During 2010, the Compensation Committee approved the following categories of annual equity
compensation awards to executive officers:
Time-Based Vesting Awards — For each executive officer other than Mr. Gardner, fifty percent
(50%) of each 2010 stock award vests ratably over three years.
Performance-Based Vesting Awards — Mr. Gardner received one hundred percent (100%), and each
other executive officer received fifty percent (50%), of his or her stock grants in the form of
performance-based restricted stock. The stock vests ratably over a three-year period with each year set
as a separate performance period. The stock vests only if the performance threshold is met and the
executive is still employed on the date of vesting. For 2010, the performance criteria was set at 90% of
the Adjusted OIBDA goal of $1,899 million, and this goal was achieved.

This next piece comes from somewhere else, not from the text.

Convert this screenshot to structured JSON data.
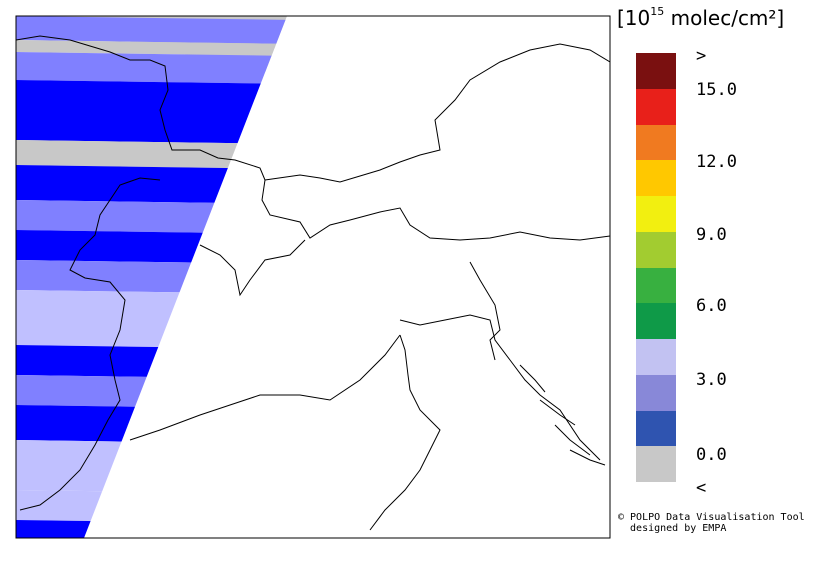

For the performance period from January 1 to December 31, 2011, the Compensation Committee has set
the performance measure at 95% of the Adjusted OIBDA goal established by the Company for the internal
forecast.
Retention is a key driver of the decision to grant time-based vesting restricted stock. In addition,
performance-based vesting restricted stock is also granted to align executives with key long-term Company
objectives and to preserve the deductibility of compensation related to awards under Section 162(m) of the
Internal Revenue Code.
As discussed above, Windstream has adopted minimum share ownership guidelines that apply to
Mr. Gardner and all other executive officers. The minimum share ownership guidelines are intended in part to
ensure that executive officers retain a sufficient number of shares of Windstream Common Stock such that they
continue to have a material financial interest in Windstream which is aligned with the shareholders. In addition,
under Windstream’s insider trading compliance policy, directors and executive officers are prohibited from
engaging in any transaction involving derivative securities intended to hedge the market risk in equity securities of
Windstream other than purchases of long call options or the sale of short put options that are not closed prior to their
exercise or expiration date. The policy also prohibits the purchase of shares on loan or margin and short sales.